BackgroundAlthough specialty crops represent nearly 50 percent of total farm gate value of all plant agricultural products grown in the United States, for many years, the industry was on the outside looking in during farm bill discussions.
That all changed during the 2008 Farm Bill process, when NPC and other members of the industry came together to form the Specialty Crop Farm Bill Alliance (SCFBA). Representing the majority of U.S. specialty crop producers, SCFBA fought for policy tools to strengthen the long-term competitiveness of our producers. Due to the coalition’s efforts, the 2008 Farm Bill wrote a new chapter of American farm policy, making it – for the first time – truly comprehensive and inclusive.
The 2014 Farm Bill continued the investment in specialty crops and enhanced the strength of the industry by adopting many SCFBA recommendations which focused on improving existing programs and funding levels instead of promoting new federal programs.
Specialty Crop Research Initiative (SCRI)

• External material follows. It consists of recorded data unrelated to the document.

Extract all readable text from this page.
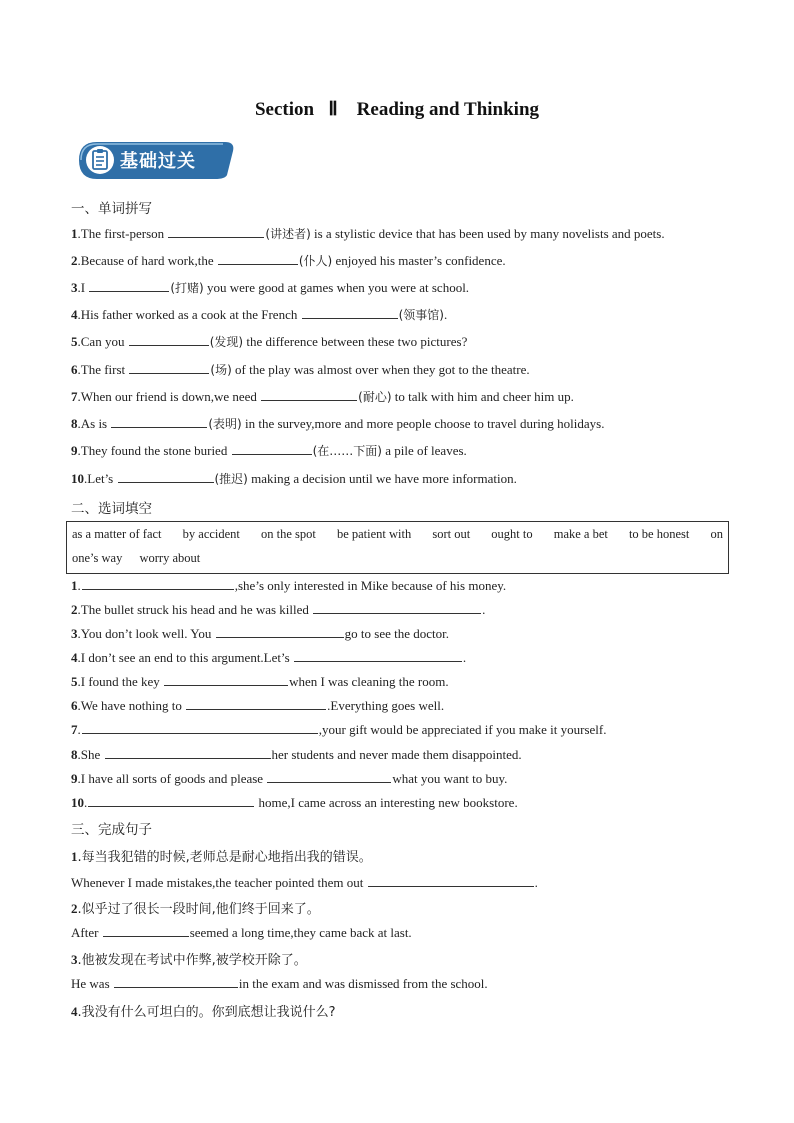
Section Ⅱ Reading and Thinking
基础过关
一、单词拼写
1.The first-person	(讲述者) is a stylistic device that has been used by many novelists and poets.
2.Because of hard work,the	(仆人) enjoyed his master’s confidence.
3.I	(打赌) you were good at games when you were at school.
4.His father worked as a cook at the French	(领事馆).
5.Can you	(发现) the difference between these two pictures?
6.The first	(场) of the play was almost over when they got to the theatre.
7.When our friend is down,we need	(耐心) to talk with him and cheer him up.
8.As is	(表明) in the survey,more and more people choose to travel during holidays.
9.They found the stone buried	(在……下面) a pile of leaves.
10.Let’s	(推迟) making a decision until we have more information.
二、选词填空
as a matter of fact by accident on the spot be patient with sort out ought to make a bet to be honest on
one’s way worry about
1.	,she’s only interested in Mike because of his money.
2.The bullet struck his head and he was killed	.
3.You don’t look well. You	go to see the doctor.
4.I don’t see an end to this argument.Let’s	.
5.I found the key	when I was cleaning the room.
6.We have nothing to	.Everything goes well.
7.	,your gift would be appreciated if you make it yourself.
8.She	her students and never made them disappointed.
9.I have all sorts of goods and please	what you want to buy.
10.	home,I came across an interesting new bookstore.
三、完成句子
1.每当我犯错的时候,老师总是耐心地指出我的错误。
Whenever I made mistakes,the teacher pointed them out	.
2.似乎过了很长一段时间,他们终于回来了。
After	seemed a long time,they came back at last.
3.他被发现在考试中作弊,被学校开除了。
He was	in the exam and was dismissed from the school.
4.我没有什么可坦白的。你到底想让我说什么?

The SCFBA worked successfully with our congressional allies to increase funding for the Specialty Crop Research Initiative (SCRI). Since 2008, more than $14 million in SCRI grants have been directed to critical potato-related research projects like Potato Virus Y, Zebra Chip and Acrylamide. As a result of these research projects, the potato industry has taken positive steps toward solving disease issues, improving product quality, and meeting consumer expectations.
State Block Grants
State block grants represent another farm bill success for specialty crop growers as they provide financial resources to state and locally identified projects that will improve the overall competitiveness and efficiency of the industry. Specialty crop production is uniquely local, and the needs of potato growers vary from state to state and region to region. State block grants allow projects to be driven by local grower input and focused on local grower need. This can range from addressing a particular local or regional production issue to developing regionally appropriate varieties that meet changing consumer tastes.